Thunderheads of after-dinner cigar smoke in some varnished salon Offer ample cover for braiding two coat-tails together Around the clumsy arm of an s-shaped settee. In a screech the occasion has disappeared, the clamor resumed like a climate.

The "braiding" of coat-tails can only occur under a smelly, dark cloud, around the "clumsy" arm of an awkward piece of furniture. This moment of expression occurs in silence and evaporates in a queeny "screech" and "clamor." The list of images, pastoral and abstract, insists on the presence of waste and discomfort in any momentary beauty or landscape the fairies can achieve. At the close of the list, Ashbery asks when this wild ride of waste and exaltation stops: "Where do we get off / The careening spear of rye?"(95). His answer to this question is the proposition that "we" don't, but that "we" need to theorize the mixture of good and bad from the position of someone who has to drink sour milk telling himself: "But it all gets mixed up in your stomach anyway" (95). Ashbery suggests a change of point of view, or what I have been suggesting is a declared theoretical standpoint: it's not how the milk tastes, it's that it fulfills a nutritional need. Thus, experiences might never be unmitigatedly good for fairies, but it is possible to rethink the mixture of good with bad not as good or even satisfactory but as at least livable and postulate livability as the possibility for exaltation.

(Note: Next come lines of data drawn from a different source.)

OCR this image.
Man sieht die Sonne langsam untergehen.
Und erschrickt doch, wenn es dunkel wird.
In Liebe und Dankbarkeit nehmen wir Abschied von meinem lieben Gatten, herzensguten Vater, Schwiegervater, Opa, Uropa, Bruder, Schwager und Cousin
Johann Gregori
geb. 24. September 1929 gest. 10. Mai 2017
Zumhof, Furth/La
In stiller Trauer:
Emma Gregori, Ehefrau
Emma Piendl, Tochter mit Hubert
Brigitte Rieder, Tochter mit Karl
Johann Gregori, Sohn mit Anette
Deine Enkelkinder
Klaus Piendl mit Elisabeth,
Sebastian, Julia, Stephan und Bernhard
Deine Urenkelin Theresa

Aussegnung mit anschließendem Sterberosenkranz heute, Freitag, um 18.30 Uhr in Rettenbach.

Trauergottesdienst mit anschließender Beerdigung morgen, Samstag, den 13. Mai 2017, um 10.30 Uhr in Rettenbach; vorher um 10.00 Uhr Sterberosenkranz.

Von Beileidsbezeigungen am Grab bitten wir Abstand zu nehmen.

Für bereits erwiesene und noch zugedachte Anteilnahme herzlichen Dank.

The final image of the poem is one of unrestrained limpidity, where after declaring that "we," fairies, "dance on hills above the wind / and leave our footsteps behind. / We raise their tomatoes. / The clear water in the chipped basin reflects it all: / A spoiled life, alive, and streaming with light" (95). The final lyric movement suggests that what is called the "spoiled" or even "furtive" is "alive, and streaming with light" when seen from the fairy's-eye view above the crisp image of a sink. A lyric moment, gazing at oneself reflected in clear water, jumps into lucidity, producing a self-preserving comment: while seemingly hidden and wrecked, homosexual identities are on the contrary filled with lyricism and light partly because of their banished condition from other forms of visibility and order. Ashbery's poem offers testimony that fairies' lives are lived and sung.